Across the way are John Bartlett’s history paintings, again featuring the homeless (a sleeper menaced by an enormous flea, a triptych of sleeping bags and makeshift shelter), and a strange painting of a cloud of germs coming out of the Houses of Parliament. The latter operates as both a comment on chemical warfare and a warning about the noxious effusions of government. Satire is the mood of the moment in Magnus Irvin’s room, which is given over to his intricate cardboard installation, entitled ‘The Monument’. This castellated wonder offers a solution to all our problems: the idea is to attract all the unwanted elements of society on board this floating raft, tow it out into the North Sea and sink it. To this end Irvin has devised sideshows many and various to entrap the ghastly: ‘Bumtucks and Boobjobs’ for essential repairs is not far from ‘Beef and Grief’, the friendly burger bar which also serves as a funeral parlour after Mad Cow Disease has got you. A witty and inventive fate for all those undesirables who currently plague our otherwise ideal world ...

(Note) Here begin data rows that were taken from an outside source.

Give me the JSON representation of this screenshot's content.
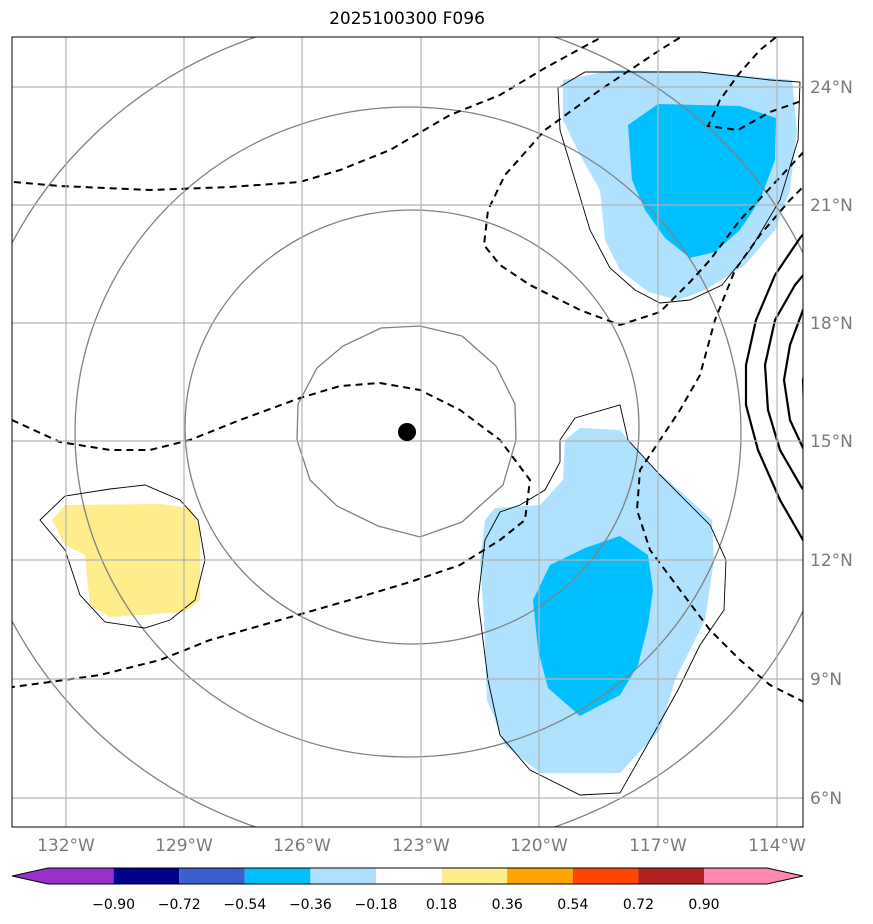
{
  "title": "2025100300 F096",
  "lon_ticks": [
    "132°W",
    "129°W",
    "126°W",
    "123°W",
    "120°W",
    "117°W",
    "114°W"
  ],
  "lat_ticks": [
    "24°N",
    "21°N",
    "18°N",
    "15°N",
    "12°N",
    "9°N",
    "6°N"
  ],
  "colorbar": {
    "labels": [
      "−0.90",
      "−0.72",
      "−0.54",
      "−0.36",
      "−0.18",
      "0.18",
      "0.36",
      "0.54",
      "0.72",
      "0.90"
    ],
    "colors": [
      "#9932cc",
      "#00008b",
      "#3a5fcd",
      "#00bfff",
      "#b0e2ff",
      "#ffffff",
      "#ffec8b",
      "#ffa500",
      "#ff4500",
      "#b22222",
      "#ff88b0"
    ]
  },
  "storm_center": {
    "lon": -123.3,
    "lat": 15.2
  },
  "colors": {
    "light_blue": "#b0e2ff",
    "deep_sky_blue": "#00bfff",
    "light_yellow": "#ffec8b",
    "grid": "#b3b3b3",
    "contour_gray": "#808080"
  }
}
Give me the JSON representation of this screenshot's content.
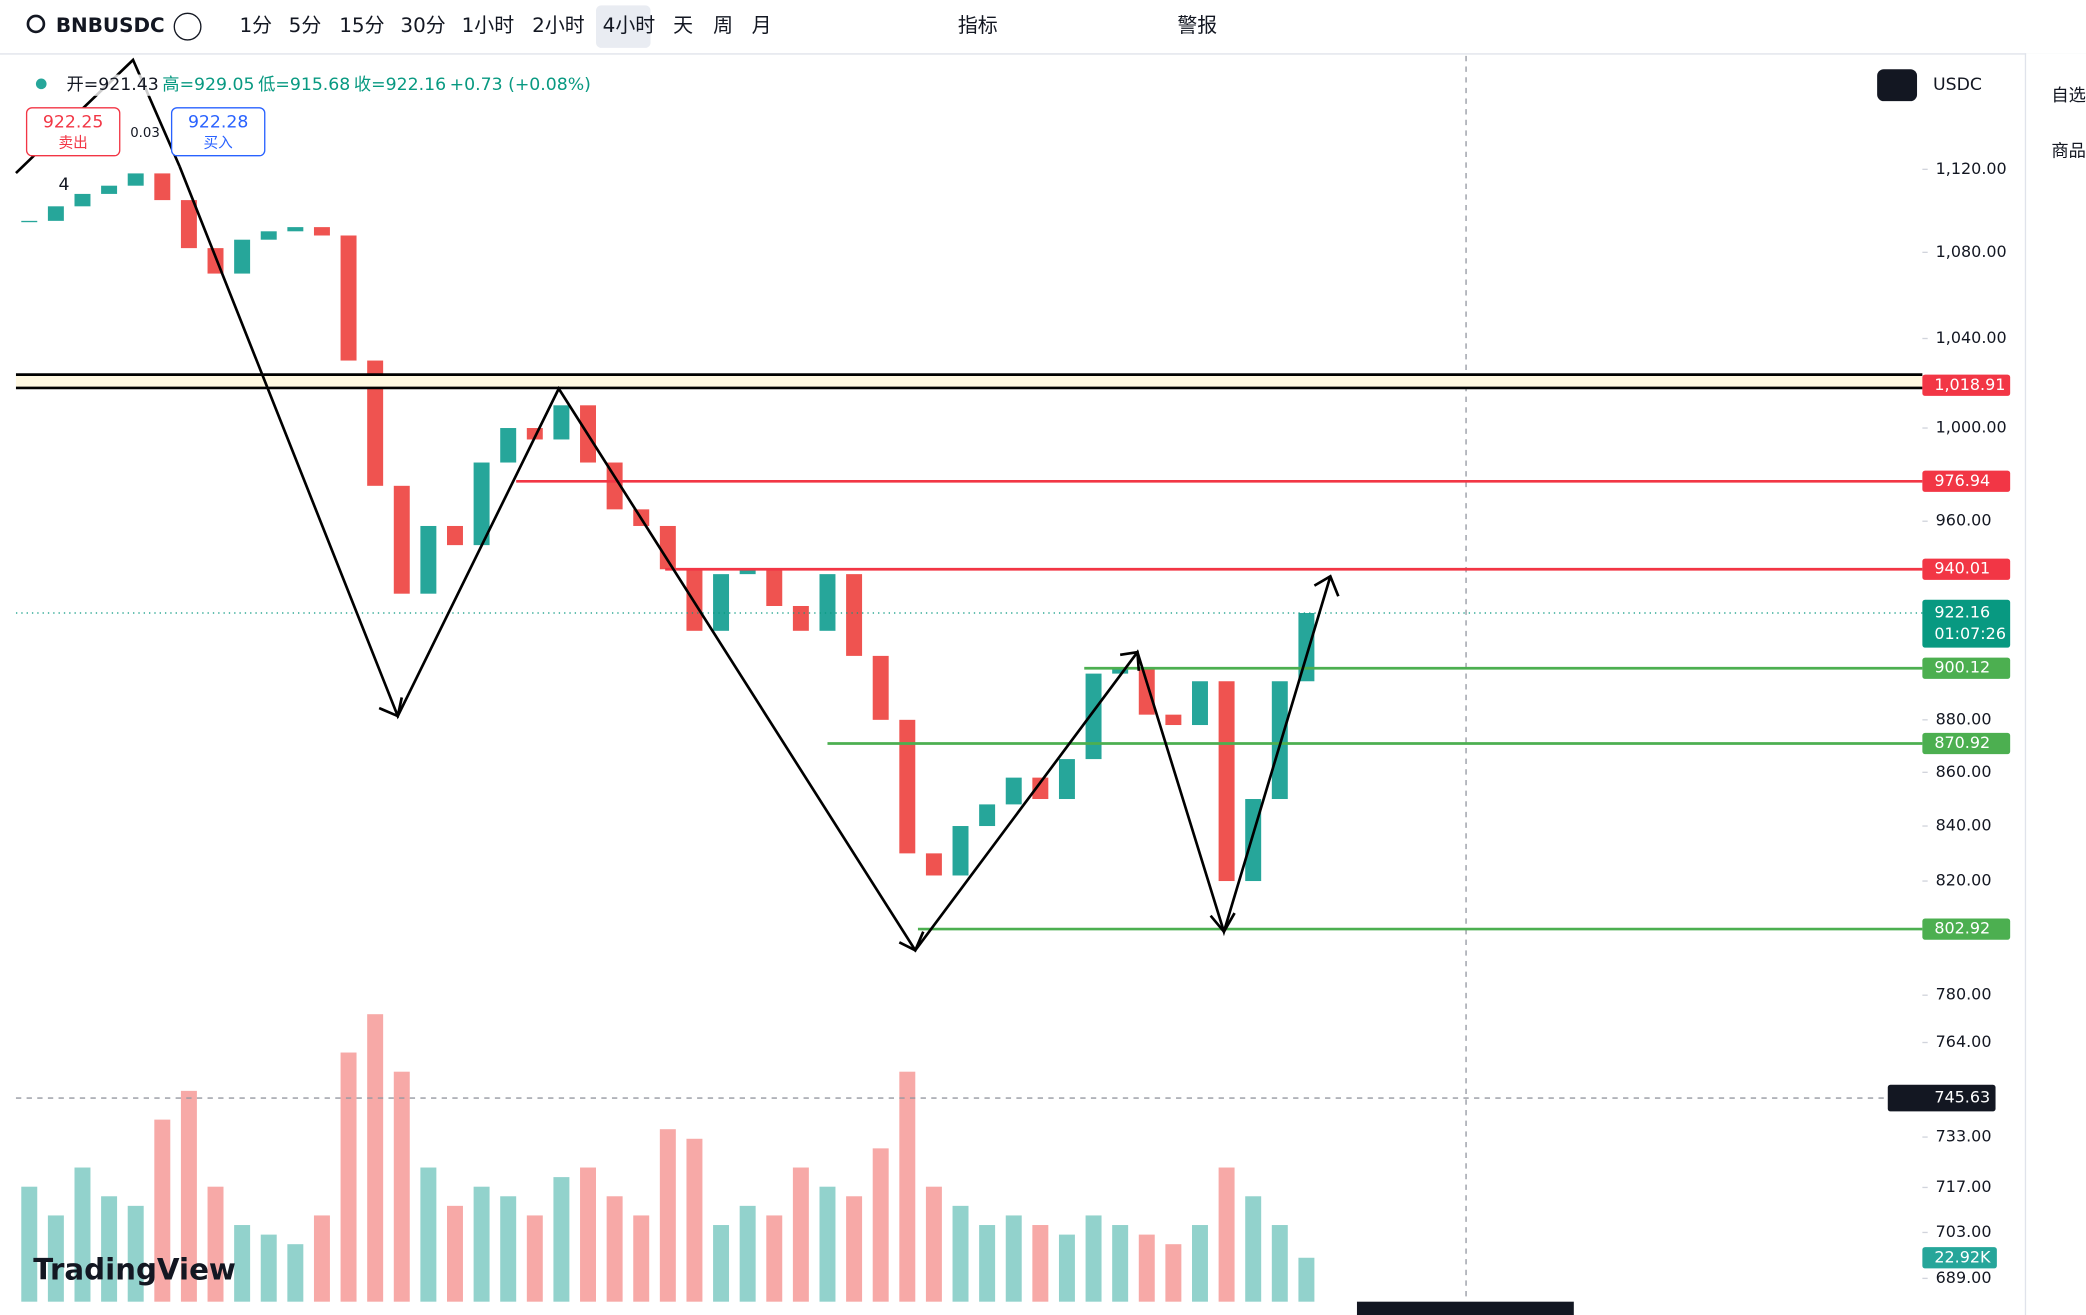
{
  "toolbar": {
    "symbol": "BNBUSDC",
    "intervals": [
      "1分",
      "5分",
      "15分",
      "30分",
      "1小时",
      "2小时",
      "4小时",
      "天",
      "周",
      "月"
    ],
    "active_interval": "4小时",
    "indicators": "指标",
    "alerts": "警报"
  },
  "ohlc": [
    "开=921.43",
    "高=929.05",
    "低=915.68",
    "收=922.16",
    "+0.73 (+0.08%)"
  ],
  "trade": {
    "sell_price": "922.25",
    "sell_label": "卖出",
    "spread": "0.03",
    "buy_price": "922.28",
    "buy_label": "买入"
  },
  "indicator_count": "4",
  "currency": "USDC",
  "sidebar": [
    "自选",
    "商品"
  ],
  "logo": "TradingView",
  "chart_data": {
    "type": "candlestick",
    "log_scale": true,
    "ylim": [
      682,
      1175
    ],
    "yticks": [
      {
        "value": 1120,
        "label": "1,120.00"
      },
      {
        "value": 1080,
        "label": "1,080.00"
      },
      {
        "value": 1040,
        "label": "1,040.00"
      },
      {
        "value": 1000,
        "label": "1,000.00"
      },
      {
        "value": 960,
        "label": "960.00"
      },
      {
        "value": 880,
        "label": "880.00"
      },
      {
        "value": 860,
        "label": "860.00"
      },
      {
        "value": 840,
        "label": "840.00"
      },
      {
        "value": 820,
        "label": "820.00"
      },
      {
        "value": 780,
        "label": "780.00"
      },
      {
        "value": 764,
        "label": "764.00"
      },
      {
        "value": 733,
        "label": "733.00"
      },
      {
        "value": 717,
        "label": "717.00"
      },
      {
        "value": 703,
        "label": "703.00"
      },
      {
        "value": 689,
        "label": "689.00"
      }
    ],
    "close": [
      1095,
      1102,
      1108,
      1112,
      1118,
      1105,
      1082,
      1070,
      1086,
      1090,
      1092,
      1088,
      1030,
      975,
      930,
      958,
      950,
      985,
      1000,
      995,
      1010,
      985,
      965,
      958,
      940,
      915,
      938,
      940,
      925,
      915,
      938,
      905,
      880,
      830,
      822,
      840,
      848,
      858,
      850,
      865,
      898,
      900,
      882,
      878,
      895,
      820,
      850,
      895,
      922.16
    ],
    "volume": [
      60,
      45,
      70,
      55,
      50,
      95,
      110,
      60,
      40,
      35,
      30,
      45,
      130,
      150,
      120,
      70,
      50,
      60,
      55,
      45,
      65,
      70,
      55,
      45,
      90,
      85,
      40,
      50,
      45,
      70,
      60,
      55,
      80,
      120,
      60,
      50,
      40,
      45,
      40,
      35,
      45,
      40,
      35,
      30,
      40,
      70,
      55,
      40,
      22.92
    ],
    "volume_label": "22.92K",
    "up_color": "#26a69a",
    "down_color": "#ef5350",
    "levels": [
      {
        "value": 1018.91,
        "label": "1,018.91",
        "color": "#f23645"
      },
      {
        "value": 976.94,
        "label": "976.94",
        "color": "#f23645"
      },
      {
        "value": 940.01,
        "label": "940.01",
        "color": "#f23645"
      },
      {
        "value": 900.12,
        "label": "900.12",
        "color": "#4caf50"
      },
      {
        "value": 870.92,
        "label": "870.92",
        "color": "#4caf50"
      },
      {
        "value": 802.92,
        "label": "802.92",
        "color": "#4caf50"
      }
    ],
    "last_price": {
      "value": 922.16,
      "label": "922.16",
      "countdown": "01:07:26",
      "color": "#089981"
    },
    "crosshair": {
      "value": 745.63,
      "label": "745.63"
    }
  }
}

Walk out of Hell (if only it were so easy) and enter Heaven in the main room of the exhibition. Here is a generally more optimistic vision of London. Arturo di Stefano’s magisterial paintings of the South Bank and Waterloo, with their intriguingly distressed surfaces, present the positive face of the city: warmly human and awash with the poetry of place. He’s a fine painter, and it’s always a pleasure to see his work, but I can’t quite see where he fits into the dialectic. Ben Johnson’s cool architectural celebrations, however, are obviously heavenly — there aren’t any people in them. He deals with open corridors and exact reflections, with the deep reassurance of mathematical precision in a clean, well-lighted place. A kind of Utopia. Jiro Osuga’s Thames screen, grey skies on one side, blue on the other, has a nice sense of concertinaed space around the great unused highway which is London River. And Janet Brooke, having initially hated the skyscraper of Canary Wharf, has come to love it and make good art out of it. In a series of 36 relief prints (done in lino and card) echoing Hokusai’s famous ‘Views of Mount Fuji’, she depicts the tower in many moods and from many angles. A witty, refreshing and rather beautiful sequence, and a good place to leave the argument over our ultimately tendentious modern city.